Dethklok- Living in Question- Tracer
Metalocalypse: Dethklok Dethalbum III
Adult Swim/Williams Street
The members of Dethklok as portrayed in Adult Swim's animated series Metalocalypse are pretty goofy but there's absolutely nothing about their music (made by real life musicians Brendon Small, Gene Hoglan and Bryan Beller) that's hokey or jokey. The cartoon show has been a great way for Dethklok to build a fan base for their Scandinavian-leaning death metal. Small is the band's evil-sounding vocalist and master guitarist, playing speedy runs one moment, grinding away the next and holding it all together with proggy melodic flourishes. Highlights include the appropriately spaced-out metal of "The Galaxy," the spy-informed "Ghostqueen" and the gory "Biological Warfare" where Small growls out lyrics about "rotting innards" and brains that eat themselves away.
Living in Question
Recipes and Remedies
This Hawaii-based hard rock outfit has a penchant for the grunge sound but their 21st-century version of flannel rock also includes lots of harmony vocals. The desperation of the Nirvana-esque "Noose," for example, is tempered a bit by background harmonies that sound like they dropped right off a Beatles album. Lead singer Glynn Motoishi has a sweetness to his voice that's really audible on songs like "Gravity," a masterpiece that would have been a major hit in the grunge era and represents right now something for Living in Question that makes them really stand out from the pack.
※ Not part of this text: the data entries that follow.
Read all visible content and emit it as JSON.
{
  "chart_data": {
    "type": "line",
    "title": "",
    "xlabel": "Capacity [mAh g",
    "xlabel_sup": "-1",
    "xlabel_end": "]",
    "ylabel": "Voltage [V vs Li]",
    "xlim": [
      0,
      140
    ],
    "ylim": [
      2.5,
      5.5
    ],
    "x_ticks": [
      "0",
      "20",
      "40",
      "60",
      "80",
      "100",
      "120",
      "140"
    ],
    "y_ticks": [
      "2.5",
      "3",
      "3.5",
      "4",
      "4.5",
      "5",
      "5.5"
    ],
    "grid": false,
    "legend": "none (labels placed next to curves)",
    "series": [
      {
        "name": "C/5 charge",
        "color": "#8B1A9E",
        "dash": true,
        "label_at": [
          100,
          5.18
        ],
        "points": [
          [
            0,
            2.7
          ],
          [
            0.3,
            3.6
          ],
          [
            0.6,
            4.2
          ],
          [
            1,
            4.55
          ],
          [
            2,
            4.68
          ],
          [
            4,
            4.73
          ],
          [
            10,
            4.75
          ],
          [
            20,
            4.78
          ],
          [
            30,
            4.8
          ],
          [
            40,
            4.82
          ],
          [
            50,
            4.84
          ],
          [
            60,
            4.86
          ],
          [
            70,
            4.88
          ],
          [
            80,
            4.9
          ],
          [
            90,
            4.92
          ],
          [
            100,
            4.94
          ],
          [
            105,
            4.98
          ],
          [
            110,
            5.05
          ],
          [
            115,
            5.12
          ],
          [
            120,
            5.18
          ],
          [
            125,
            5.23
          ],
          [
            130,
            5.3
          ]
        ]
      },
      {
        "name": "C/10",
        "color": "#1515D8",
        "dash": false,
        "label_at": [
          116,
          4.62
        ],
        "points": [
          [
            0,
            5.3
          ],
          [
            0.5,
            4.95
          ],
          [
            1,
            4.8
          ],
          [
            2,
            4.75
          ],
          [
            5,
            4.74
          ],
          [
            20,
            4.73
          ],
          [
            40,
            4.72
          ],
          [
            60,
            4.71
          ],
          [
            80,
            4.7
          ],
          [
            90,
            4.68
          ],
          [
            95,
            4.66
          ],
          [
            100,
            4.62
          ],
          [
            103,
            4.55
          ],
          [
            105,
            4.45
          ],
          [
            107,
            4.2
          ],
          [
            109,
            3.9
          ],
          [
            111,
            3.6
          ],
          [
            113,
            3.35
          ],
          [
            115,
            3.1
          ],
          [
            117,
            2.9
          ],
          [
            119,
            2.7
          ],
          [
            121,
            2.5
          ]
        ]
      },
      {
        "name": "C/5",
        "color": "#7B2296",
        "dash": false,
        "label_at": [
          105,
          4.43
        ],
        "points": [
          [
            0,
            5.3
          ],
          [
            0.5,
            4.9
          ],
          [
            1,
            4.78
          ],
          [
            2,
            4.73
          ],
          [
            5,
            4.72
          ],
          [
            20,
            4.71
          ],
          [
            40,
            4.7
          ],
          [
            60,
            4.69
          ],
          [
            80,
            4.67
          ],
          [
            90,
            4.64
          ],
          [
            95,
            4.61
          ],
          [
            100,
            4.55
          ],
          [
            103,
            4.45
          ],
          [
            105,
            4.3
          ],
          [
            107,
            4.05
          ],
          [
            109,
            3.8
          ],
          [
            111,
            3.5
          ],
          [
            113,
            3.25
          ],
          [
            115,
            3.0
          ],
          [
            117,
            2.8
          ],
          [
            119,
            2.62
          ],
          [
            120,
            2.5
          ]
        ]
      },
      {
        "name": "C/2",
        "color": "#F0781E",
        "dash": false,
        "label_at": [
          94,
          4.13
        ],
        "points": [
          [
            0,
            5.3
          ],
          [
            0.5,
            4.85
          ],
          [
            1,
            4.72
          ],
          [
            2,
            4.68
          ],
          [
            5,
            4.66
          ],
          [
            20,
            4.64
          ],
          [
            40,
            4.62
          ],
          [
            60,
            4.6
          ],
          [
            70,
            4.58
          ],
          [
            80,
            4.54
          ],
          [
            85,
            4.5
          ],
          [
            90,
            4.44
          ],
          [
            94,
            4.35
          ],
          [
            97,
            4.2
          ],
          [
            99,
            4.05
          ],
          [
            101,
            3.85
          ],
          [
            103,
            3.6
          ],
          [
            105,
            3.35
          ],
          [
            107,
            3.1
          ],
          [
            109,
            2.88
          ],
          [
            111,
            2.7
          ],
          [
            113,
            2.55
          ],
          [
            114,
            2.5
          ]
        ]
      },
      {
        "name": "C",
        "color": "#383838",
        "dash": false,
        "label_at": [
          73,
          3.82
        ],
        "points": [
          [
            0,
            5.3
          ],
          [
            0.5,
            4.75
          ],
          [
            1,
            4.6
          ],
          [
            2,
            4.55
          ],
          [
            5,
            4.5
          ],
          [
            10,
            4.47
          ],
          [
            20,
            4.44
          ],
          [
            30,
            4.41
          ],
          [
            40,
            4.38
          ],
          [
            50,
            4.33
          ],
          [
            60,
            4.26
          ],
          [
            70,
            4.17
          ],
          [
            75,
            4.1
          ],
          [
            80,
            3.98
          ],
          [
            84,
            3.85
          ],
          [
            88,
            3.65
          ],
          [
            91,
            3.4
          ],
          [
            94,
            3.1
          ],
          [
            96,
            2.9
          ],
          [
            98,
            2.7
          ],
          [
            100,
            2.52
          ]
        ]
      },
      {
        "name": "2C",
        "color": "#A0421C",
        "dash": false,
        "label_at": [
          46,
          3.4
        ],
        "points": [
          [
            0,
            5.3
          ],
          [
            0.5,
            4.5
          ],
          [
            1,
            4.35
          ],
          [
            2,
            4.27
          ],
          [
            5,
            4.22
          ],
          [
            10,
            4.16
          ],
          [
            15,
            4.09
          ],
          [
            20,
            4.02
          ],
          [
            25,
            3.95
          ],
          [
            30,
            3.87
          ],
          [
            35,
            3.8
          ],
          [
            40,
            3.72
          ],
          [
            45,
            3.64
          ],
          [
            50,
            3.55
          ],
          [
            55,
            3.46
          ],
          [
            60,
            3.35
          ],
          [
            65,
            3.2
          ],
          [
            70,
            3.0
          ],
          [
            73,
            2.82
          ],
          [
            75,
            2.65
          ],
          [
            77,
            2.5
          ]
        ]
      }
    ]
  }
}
There are 13 tracks on Recipes and Remedies and fully half of them could easily garner significant airplay at hard rock radio and most of the others could chart at mainstream radio. You can get an autographed copy here.
Spaces in Between
If you can imagine a mash-up of the Cult and the Scorpions you have a pretty good idea what "Too Much," the lead track from Spaces in Between sounds like. The Australian band was formed out of the ashes of a blues band though and you can hear in songs like "Louder Than This" a similarity to blues-informed rock the way it was played in the '70s by groups like Foghat. The catchy "Devil Ride" sounds like something the Foo Fighters might do and the album closes out on an extremely strong note with the spooky southern rocker "Won't Let it Die (Run Mary)." Many fans will want to see this band live after hearing this effort and they'll soon have a chance as Tracer embarks on their debut American tour this November.